I was first introduced to Vincenzo Campi's The Fruit Seller when used for the cover of Owl Book's The Food Chronology: A Food Lover's Compendium of Events and Anecdotes, from Prehistory to the Present. The painting sparked my interest so I checked for it on the copyright acknowledgements page, however no specific information on the work was available other than it was supplied by Scala Archives, a fine art digital gallery. I scoured the Scala website looking for this mysterious painting, but to no avail. What a bummer.
A few months later I encountered The Fruit Seller again, this time while flipping through the pages of Futures Magazine. The acknowledgements section didn't even mention the painting, but alas I returned to Scala's website and eventually found the elusive work in their gallery archives.
Finally I could sleep well at night!
This work provides a wonderful example of what one might call the Market, Kitchen and Pantry genre of painting, which gained popularity in the 16th century Europe as new agricultural goods became available in the marketplace. I'd assume the various still lifes featured throughout this piece provide a credible record for those interested in botanical science.
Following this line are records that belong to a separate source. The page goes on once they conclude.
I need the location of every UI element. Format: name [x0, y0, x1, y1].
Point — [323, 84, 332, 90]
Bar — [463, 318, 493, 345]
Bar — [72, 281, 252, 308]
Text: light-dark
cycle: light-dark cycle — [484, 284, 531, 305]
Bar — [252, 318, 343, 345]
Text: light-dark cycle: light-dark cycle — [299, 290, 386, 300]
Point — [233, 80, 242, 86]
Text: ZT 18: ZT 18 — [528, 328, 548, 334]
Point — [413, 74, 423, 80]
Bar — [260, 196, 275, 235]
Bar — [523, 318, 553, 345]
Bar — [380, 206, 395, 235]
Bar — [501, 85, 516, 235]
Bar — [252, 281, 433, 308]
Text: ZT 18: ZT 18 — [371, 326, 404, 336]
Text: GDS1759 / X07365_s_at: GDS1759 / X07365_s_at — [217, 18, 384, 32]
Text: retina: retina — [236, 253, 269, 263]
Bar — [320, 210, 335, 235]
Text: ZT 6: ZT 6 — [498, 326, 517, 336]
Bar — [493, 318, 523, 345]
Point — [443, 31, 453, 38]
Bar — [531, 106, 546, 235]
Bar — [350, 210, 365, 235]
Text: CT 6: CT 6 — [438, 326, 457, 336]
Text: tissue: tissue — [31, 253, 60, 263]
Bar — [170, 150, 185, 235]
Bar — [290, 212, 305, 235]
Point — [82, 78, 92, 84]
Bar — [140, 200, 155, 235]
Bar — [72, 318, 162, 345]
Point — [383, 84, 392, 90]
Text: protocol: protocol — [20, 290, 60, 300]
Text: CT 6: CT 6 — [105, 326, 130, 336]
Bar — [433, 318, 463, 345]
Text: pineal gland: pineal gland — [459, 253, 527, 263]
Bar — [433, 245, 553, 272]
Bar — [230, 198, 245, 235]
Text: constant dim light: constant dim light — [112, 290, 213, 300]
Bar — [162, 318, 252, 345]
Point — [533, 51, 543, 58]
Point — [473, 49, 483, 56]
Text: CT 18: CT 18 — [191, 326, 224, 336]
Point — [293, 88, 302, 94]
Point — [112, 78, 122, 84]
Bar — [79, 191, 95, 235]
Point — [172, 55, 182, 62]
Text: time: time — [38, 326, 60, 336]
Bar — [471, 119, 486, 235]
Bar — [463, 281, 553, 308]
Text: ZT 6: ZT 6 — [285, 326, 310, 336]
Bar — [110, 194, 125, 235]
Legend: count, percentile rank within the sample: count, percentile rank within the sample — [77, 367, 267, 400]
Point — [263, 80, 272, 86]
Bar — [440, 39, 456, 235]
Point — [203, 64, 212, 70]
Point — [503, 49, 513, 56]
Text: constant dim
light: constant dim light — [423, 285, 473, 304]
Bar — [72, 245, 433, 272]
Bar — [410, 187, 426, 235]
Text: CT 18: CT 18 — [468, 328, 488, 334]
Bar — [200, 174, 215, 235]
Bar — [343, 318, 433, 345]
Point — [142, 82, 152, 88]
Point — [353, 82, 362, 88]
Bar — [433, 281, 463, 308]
Fruit Seller would seem an appropriate choice to use for a book specializing in food or in a magazine focusing on commodities. That said, while searching the Scala archives I happened upon other artists' variations on this theme, some which would probably be too racy for the cover of Food Network Magazine, such as the cookmaid with her blouse undone to reveal a generous eyeful of cleavage. Not that I mind this, but said bosom makes it challenging to keep one's attention on the perishable goods!